Why do we ignore the sums in second quantization? How to interpret $V(1,2)$ instead $V(\mathbf r_i, \mathbf r_j)$? Why do we write $\nabla^2$ and $U(\mathbf r)$ instead $\nabla_i^2$ and $U(\mathbf r_i)$ in the expression of $\hat H_0^{(2)}$?

Answer 1

The entire point of second quantization is that we don't need to account for individual particles when writing the Hamiltonian. The information about the number of particles is encoded in the states, and the Hamiltonian is the same for whatever number of particles there is in the system. So there will never be a summation over different particles.

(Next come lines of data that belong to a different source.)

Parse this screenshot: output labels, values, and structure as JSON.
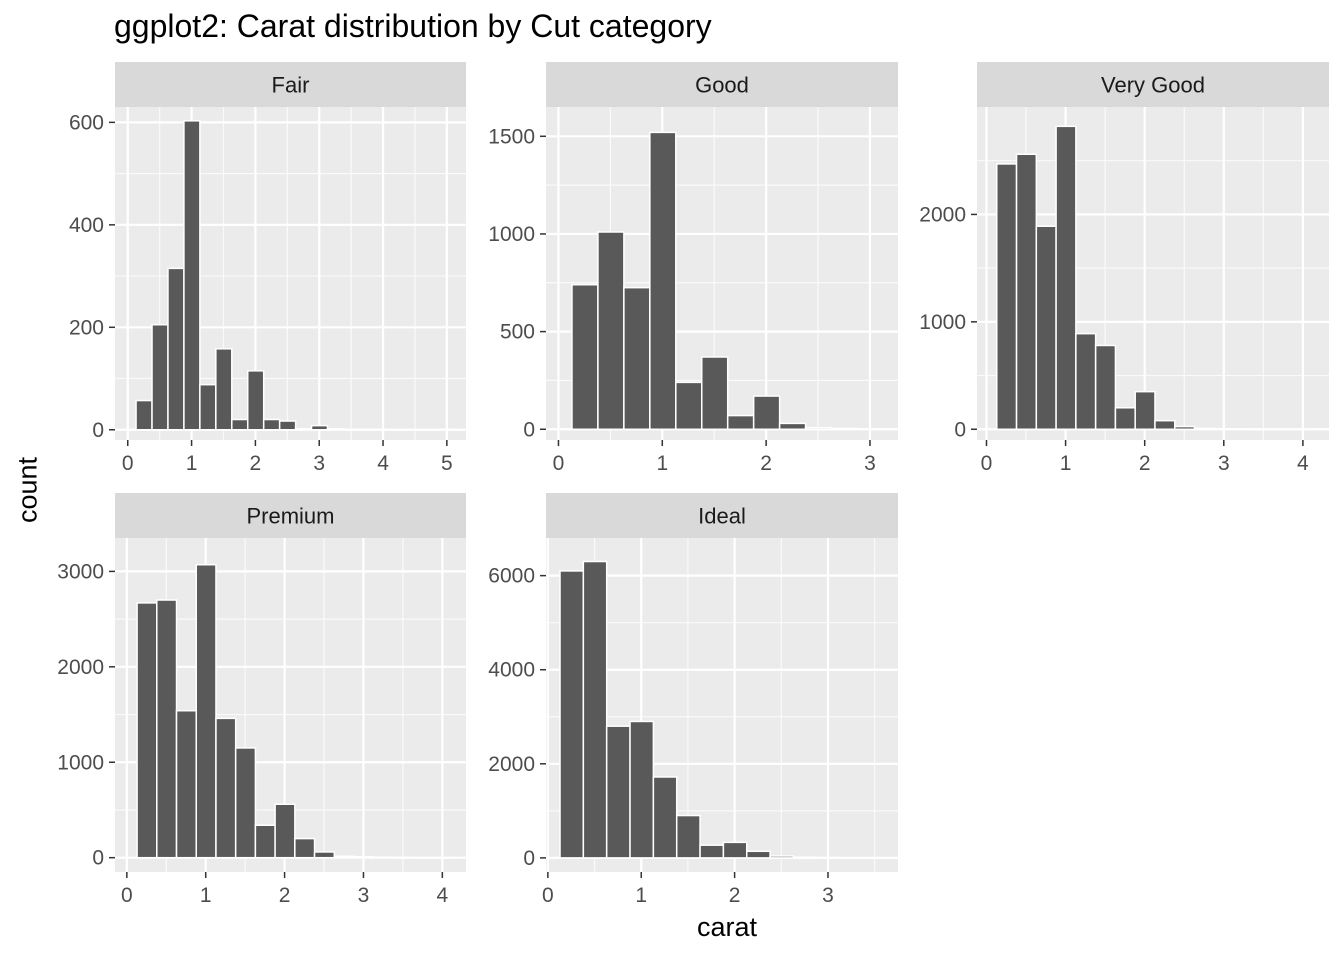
{
  "chart_data": {
    "type": "bar",
    "title": "ggplot2: Carat distribution by Cut category",
    "xlabel": "carat",
    "ylabel": "count",
    "grid": true,
    "colors": {
      "bar_fill": "#595959",
      "bar_stroke": "#ffffff",
      "panel_bg": "#ebebeb",
      "strip_bg": "#d9d9d9",
      "tick_text": "#4d4d4d"
    },
    "facets": [
      {
        "name": "Fair",
        "xlim": [
          -0.2,
          5.3
        ],
        "ylim": [
          -20,
          630
        ],
        "xticks": [
          0,
          1,
          2,
          3,
          4,
          5
        ],
        "yticks": [
          0,
          200,
          400,
          600
        ],
        "bin_width": 0.25,
        "bins": [
          {
            "x0": 0.13,
            "count": 57
          },
          {
            "x0": 0.38,
            "count": 205
          },
          {
            "x0": 0.63,
            "count": 315
          },
          {
            "x0": 0.88,
            "count": 603
          },
          {
            "x0": 1.13,
            "count": 88
          },
          {
            "x0": 1.38,
            "count": 158
          },
          {
            "x0": 1.63,
            "count": 20
          },
          {
            "x0": 1.88,
            "count": 115
          },
          {
            "x0": 2.13,
            "count": 20
          },
          {
            "x0": 2.38,
            "count": 17
          },
          {
            "x0": 2.63,
            "count": 2
          },
          {
            "x0": 2.88,
            "count": 8
          },
          {
            "x0": 3.13,
            "count": 2
          },
          {
            "x0": 3.38,
            "count": 1
          },
          {
            "x0": 3.63,
            "count": 1
          },
          {
            "x0": 3.88,
            "count": 1
          },
          {
            "x0": 4.13,
            "count": 0
          },
          {
            "x0": 4.38,
            "count": 0
          },
          {
            "x0": 4.63,
            "count": 0
          },
          {
            "x0": 4.88,
            "count": 1
          }
        ]
      },
      {
        "name": "Good",
        "xlim": [
          -0.12,
          3.27
        ],
        "ylim": [
          -55,
          1650
        ],
        "xticks": [
          0,
          1,
          2,
          3
        ],
        "yticks": [
          0,
          500,
          1000,
          1500
        ],
        "bin_width": 0.25,
        "bins": [
          {
            "x0": 0.13,
            "count": 740
          },
          {
            "x0": 0.38,
            "count": 1010
          },
          {
            "x0": 0.63,
            "count": 725
          },
          {
            "x0": 0.88,
            "count": 1520
          },
          {
            "x0": 1.13,
            "count": 240
          },
          {
            "x0": 1.38,
            "count": 370
          },
          {
            "x0": 1.63,
            "count": 70
          },
          {
            "x0": 1.88,
            "count": 170
          },
          {
            "x0": 2.13,
            "count": 30
          },
          {
            "x0": 2.38,
            "count": 8
          },
          {
            "x0": 2.63,
            "count": 4
          },
          {
            "x0": 2.88,
            "count": 2
          }
        ]
      },
      {
        "name": "Very Good",
        "xlim": [
          -0.12,
          4.33
        ],
        "ylim": [
          -100,
          3000
        ],
        "xticks": [
          0,
          1,
          2,
          3,
          4
        ],
        "yticks": [
          0,
          1000,
          2000
        ],
        "bin_width": 0.25,
        "bins": [
          {
            "x0": 0.13,
            "count": 2470
          },
          {
            "x0": 0.38,
            "count": 2560
          },
          {
            "x0": 0.63,
            "count": 1890
          },
          {
            "x0": 0.88,
            "count": 2820
          },
          {
            "x0": 1.13,
            "count": 890
          },
          {
            "x0": 1.38,
            "count": 780
          },
          {
            "x0": 1.63,
            "count": 200
          },
          {
            "x0": 1.88,
            "count": 350
          },
          {
            "x0": 2.13,
            "count": 80
          },
          {
            "x0": 2.38,
            "count": 25
          },
          {
            "x0": 2.63,
            "count": 8
          },
          {
            "x0": 2.88,
            "count": 4
          },
          {
            "x0": 3.13,
            "count": 2
          },
          {
            "x0": 3.38,
            "count": 1
          },
          {
            "x0": 3.63,
            "count": 1
          },
          {
            "x0": 3.88,
            "count": 1
          }
        ]
      },
      {
        "name": "Premium",
        "xlim": [
          -0.15,
          4.3
        ],
        "ylim": [
          -150,
          3350
        ],
        "xticks": [
          0,
          1,
          2,
          3,
          4
        ],
        "yticks": [
          0,
          1000,
          2000,
          3000
        ],
        "bin_width": 0.25,
        "bins": [
          {
            "x0": 0.13,
            "count": 2670
          },
          {
            "x0": 0.38,
            "count": 2700
          },
          {
            "x0": 0.63,
            "count": 1540
          },
          {
            "x0": 0.88,
            "count": 3070
          },
          {
            "x0": 1.13,
            "count": 1460
          },
          {
            "x0": 1.38,
            "count": 1150
          },
          {
            "x0": 1.63,
            "count": 340
          },
          {
            "x0": 1.88,
            "count": 560
          },
          {
            "x0": 2.13,
            "count": 200
          },
          {
            "x0": 2.38,
            "count": 60
          },
          {
            "x0": 2.63,
            "count": 15
          },
          {
            "x0": 2.88,
            "count": 10
          },
          {
            "x0": 3.13,
            "count": 4
          },
          {
            "x0": 3.38,
            "count": 2
          },
          {
            "x0": 3.63,
            "count": 1
          },
          {
            "x0": 3.88,
            "count": 1
          }
        ]
      },
      {
        "name": "Ideal",
        "xlim": [
          -0.02,
          3.75
        ],
        "ylim": [
          -300,
          6800
        ],
        "xticks": [
          0,
          1,
          2,
          3
        ],
        "yticks": [
          0,
          2000,
          4000,
          6000
        ],
        "bin_width": 0.25,
        "bins": [
          {
            "x0": 0.13,
            "count": 6100
          },
          {
            "x0": 0.38,
            "count": 6300
          },
          {
            "x0": 0.63,
            "count": 2800
          },
          {
            "x0": 0.88,
            "count": 2900
          },
          {
            "x0": 1.13,
            "count": 1720
          },
          {
            "x0": 1.38,
            "count": 900
          },
          {
            "x0": 1.63,
            "count": 270
          },
          {
            "x0": 1.88,
            "count": 330
          },
          {
            "x0": 2.13,
            "count": 140
          },
          {
            "x0": 2.38,
            "count": 40
          },
          {
            "x0": 2.63,
            "count": 15
          },
          {
            "x0": 2.88,
            "count": 6
          },
          {
            "x0": 3.13,
            "count": 3
          },
          {
            "x0": 3.38,
            "count": 1
          }
        ]
      }
    ]
  }
}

The field operators take care of that for us. An operator like $$\Psi^{\dagger}({\bf r})\Psi({\bf r}) $$ will be a delta-function if there is a particle at position ${\bf r}$, then $\int d^dr \Psi^{\dagger}({\bf r})\Psi({\bf r})$ will count the total number of particles.

Similarly, $$\int d^dr\Psi^{\dagger}({\bf r})\left[-\nabla^2+U({\bf r})\right]\Psi({\bf r}) $$ will act on each of the particles, without summing over them explicitly. The field-operator will 'pick' on whether there is a particle or not at ${\bf r}$.

The two-particle operator is similar, only now we have to check whether two particles exist, at positions ${\bf r},{\bf r}'$.